The Department of Labor’s Deregulatory Agenda Attacks All Workers 

This statement can be attributed to Lorena Roque, Interim Director of Education, Labor, and Worker Justice of the Center for Law and Social Policy (CLASP)  

Washington, D.C., July 16, 2025 – Last week, U.S. Department of Labor (DOL) Secretary Lori Chavez-DeRemer announced the department’s deregulatory efforts, which include 63 actions that will harm workers and working families. 

Under the guise of “putting the American worker first,” the DOL’s plan in the Wage and Hour department includes eliminating minimum wage and overtime protections for millions of home health care and domestic workers under the Fair Labor Standards Act (FLSA), while also proposing to classify caregivers as exempt from FLSA minimum wage and overtime protections. Coming at a time when families are already in a child care and caregiving crisis, these proposed cuts only exacerbate the precariousness of these jobs and their already low wages.

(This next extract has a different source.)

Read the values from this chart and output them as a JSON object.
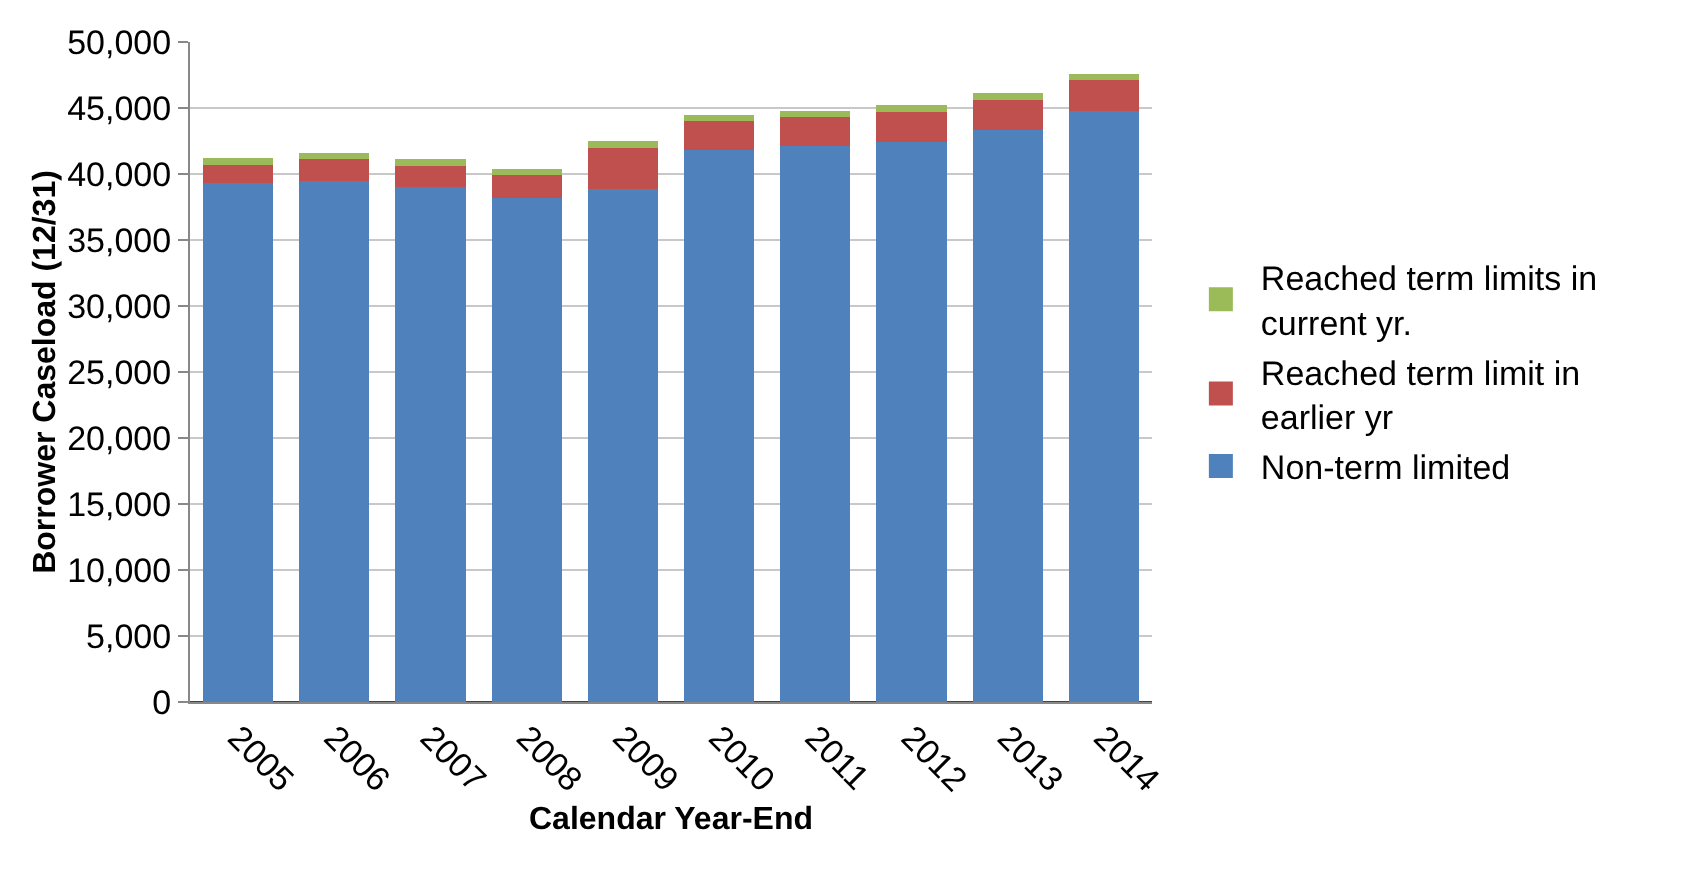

DOL also plans to rescind Biden-era proposed rules aimed at ending subminimum wages for workers with disabilities and the right to collective action for Seasonal H-2A visas. 

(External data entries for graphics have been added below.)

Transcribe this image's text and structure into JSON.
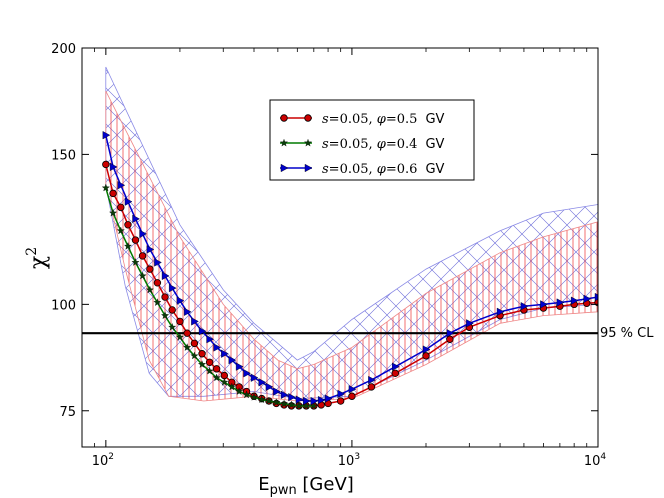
{
  "chart_data": {
    "type": "line",
    "xscale": "log",
    "yscale": "log",
    "xlim": [
      80,
      10000
    ],
    "ylim": [
      68,
      200
    ],
    "xticks": [
      {
        "value": 100,
        "base": "10",
        "exp": "2"
      },
      {
        "value": 1000,
        "base": "10",
        "exp": "3"
      },
      {
        "value": 10000,
        "base": "10",
        "exp": "4"
      }
    ],
    "yticks": [
      {
        "value": 75,
        "label": "75"
      },
      {
        "value": 100,
        "label": "100"
      },
      {
        "value": 150,
        "label": "150"
      },
      {
        "value": 200,
        "label": "200"
      }
    ],
    "xlabel": {
      "main": "E",
      "sub": "pwn",
      "unit": " [GeV]"
    },
    "ylabel": {
      "main": "χ",
      "sup": "2"
    },
    "reference_line": {
      "value": 92.5,
      "label": "95 % CL"
    },
    "series": [
      {
        "name": "s=0.05, φ=0.5 GV",
        "legend": {
          "pre": "s",
          "eq1": "=0.05, ",
          "phi": "φ",
          "eq2": "=0.5",
          "unit": "GV"
        },
        "color": "#cc0000",
        "line_color": "#cc0000",
        "marker": "circle",
        "x": [
          100,
          107,
          115,
          123,
          132,
          141,
          151,
          162,
          174,
          186,
          200,
          214,
          229,
          246,
          264,
          282,
          303,
          325,
          348,
          373,
          400,
          430,
          460,
          493,
          530,
          568,
          609,
          652,
          700,
          750,
          800,
          900,
          1000,
          1200,
          1500,
          2000,
          2500,
          3000,
          4000,
          5000,
          6000,
          7000,
          8000,
          9000,
          10000
        ],
        "y": [
          146,
          135,
          130,
          124,
          119,
          114,
          110,
          106,
          102,
          98.5,
          95.5,
          92.5,
          90,
          87.5,
          85.5,
          84,
          82.5,
          81,
          80,
          79,
          78,
          77.5,
          77,
          76.5,
          76.2,
          76,
          76,
          76,
          76,
          76.2,
          76.5,
          77,
          78,
          80,
          83,
          87,
          91,
          94,
          97,
          98.5,
          99,
          99.5,
          100,
          100.3,
          100.5
        ]
      },
      {
        "name": "s=0.05, φ=0.4 GV",
        "legend": {
          "pre": "s",
          "eq1": "=0.05, ",
          "phi": "φ",
          "eq2": "=0.4",
          "unit": "GV"
        },
        "color": "#0a3d0a",
        "line_color": "#007a00",
        "marker": "star",
        "x": [
          100,
          107,
          115,
          123,
          132,
          141,
          151,
          162,
          174,
          186,
          200,
          214,
          229,
          246,
          264,
          282,
          303,
          325,
          348,
          373,
          400,
          430,
          460,
          493,
          530,
          568,
          609,
          652,
          700
        ],
        "y": [
          137,
          128,
          122,
          117,
          112,
          108,
          104,
          100.5,
          97,
          94,
          91.5,
          89,
          87,
          85,
          83.5,
          82,
          81,
          80,
          79,
          78.3,
          77.8,
          77.3,
          77,
          76.7,
          76.4,
          76.2,
          76,
          76,
          76
        ]
      },
      {
        "name": "s=0.05, φ=0.6 GV",
        "legend": {
          "pre": "s",
          "eq1": "=0.05, ",
          "phi": "φ",
          "eq2": "=0.6",
          "unit": "GV"
        },
        "color": "#0000cc",
        "line_color": "#0000cc",
        "marker": "triangle-right",
        "x": [
          100,
          107,
          115,
          123,
          132,
          141,
          151,
          162,
          174,
          186,
          200,
          214,
          229,
          246,
          264,
          282,
          303,
          325,
          348,
          373,
          400,
          430,
          460,
          493,
          530,
          568,
          609,
          652,
          700,
          750,
          800,
          900,
          1000,
          1200,
          1500,
          2000,
          2500,
          3000,
          4000,
          5000,
          6000,
          7000,
          8000,
          9000,
          10000
        ],
        "y": [
          158,
          145,
          138,
          132,
          126,
          121,
          116,
          112,
          108,
          104.5,
          101,
          98,
          95.5,
          93,
          91,
          89,
          87.5,
          86,
          84.5,
          83,
          82,
          81,
          80,
          79,
          78.3,
          77.8,
          77.3,
          77,
          77,
          77.2,
          77.5,
          78.5,
          79.5,
          81.5,
          84.5,
          88.5,
          92.5,
          95,
          98,
          99.5,
          100,
          100.5,
          101,
          101.5,
          102
        ]
      }
    ],
    "band_red": {
      "upper": [
        [
          100,
          178
        ],
        [
          200,
          120
        ],
        [
          300,
          100
        ],
        [
          400,
          91
        ],
        [
          500,
          86
        ],
        [
          600,
          84
        ],
        [
          700,
          85
        ],
        [
          1000,
          89
        ],
        [
          2000,
          103
        ],
        [
          4000,
          115
        ],
        [
          6000,
          120
        ],
        [
          10000,
          125
        ]
      ],
      "lower": [
        [
          100,
          138
        ],
        [
          120,
          110
        ],
        [
          150,
          86
        ],
        [
          180,
          78
        ],
        [
          250,
          77
        ],
        [
          400,
          78
        ],
        [
          600,
          77
        ],
        [
          1000,
          77.5
        ],
        [
          2000,
          85
        ],
        [
          4000,
          95
        ],
        [
          6000,
          97
        ],
        [
          10000,
          98
        ]
      ]
    },
    "band_blue": {
      "upper": [
        [
          100,
          190
        ],
        [
          200,
          124
        ],
        [
          300,
          104
        ],
        [
          400,
          95
        ],
        [
          500,
          90
        ],
        [
          600,
          86
        ],
        [
          700,
          88
        ],
        [
          1000,
          96
        ],
        [
          2000,
          110
        ],
        [
          4000,
          122
        ],
        [
          6000,
          128
        ],
        [
          10000,
          131
        ]
      ],
      "lower": [
        [
          100,
          138
        ],
        [
          120,
          105
        ],
        [
          150,
          83
        ],
        [
          180,
          78
        ],
        [
          250,
          78
        ],
        [
          400,
          79
        ],
        [
          600,
          77.5
        ],
        [
          1000,
          78
        ],
        [
          2000,
          86
        ],
        [
          4000,
          96
        ],
        [
          6000,
          99
        ],
        [
          10000,
          100
        ]
      ]
    }
  }
}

On worker safety protections, DOL intends to revise reporting thresholds, training mandates, and change enforcement priorities and inspection frequencies at the Occupational Safety and Health Administration (OSHA). This proposed rule would limit OSHA’s capacity to oversee work that is inherently hazardous, like the sports and entertainment industries. The DOL also plans to deregulate respiratory protection requirements and substance-specific safety standards in high-risk industries and remove some OSHA regulations entirely for migrant farmworkers, including a longstanding rule that outlines the internal procedures of DOL for coordinating enforcement action among OSHA, the Wage and Hour Division, and the Employment and Training Administration. The agency also proposes slashing critical workplace safety standards in the construction field that deal with hazard prevention and the informed development of safety rules.

The Trump Administration recently announced its goal of creating over 1 million apprenticeships for workers in the country. At the same time, by rescinding affirmative action requirements for these programs, the administration is destroying the labor infrastructure it claims to want to build up. This is only the latest attack on workers and working families from the Trump Administration, which has used numerous executive orders and immigration enforcement to attack unions and their leaders. 

We urge our partners and allies to submit public comments where possible and join us in opposing efforts to strip away essential protections from working families and undermine labor unions that fought hard to secure the rights we have as workers in this country.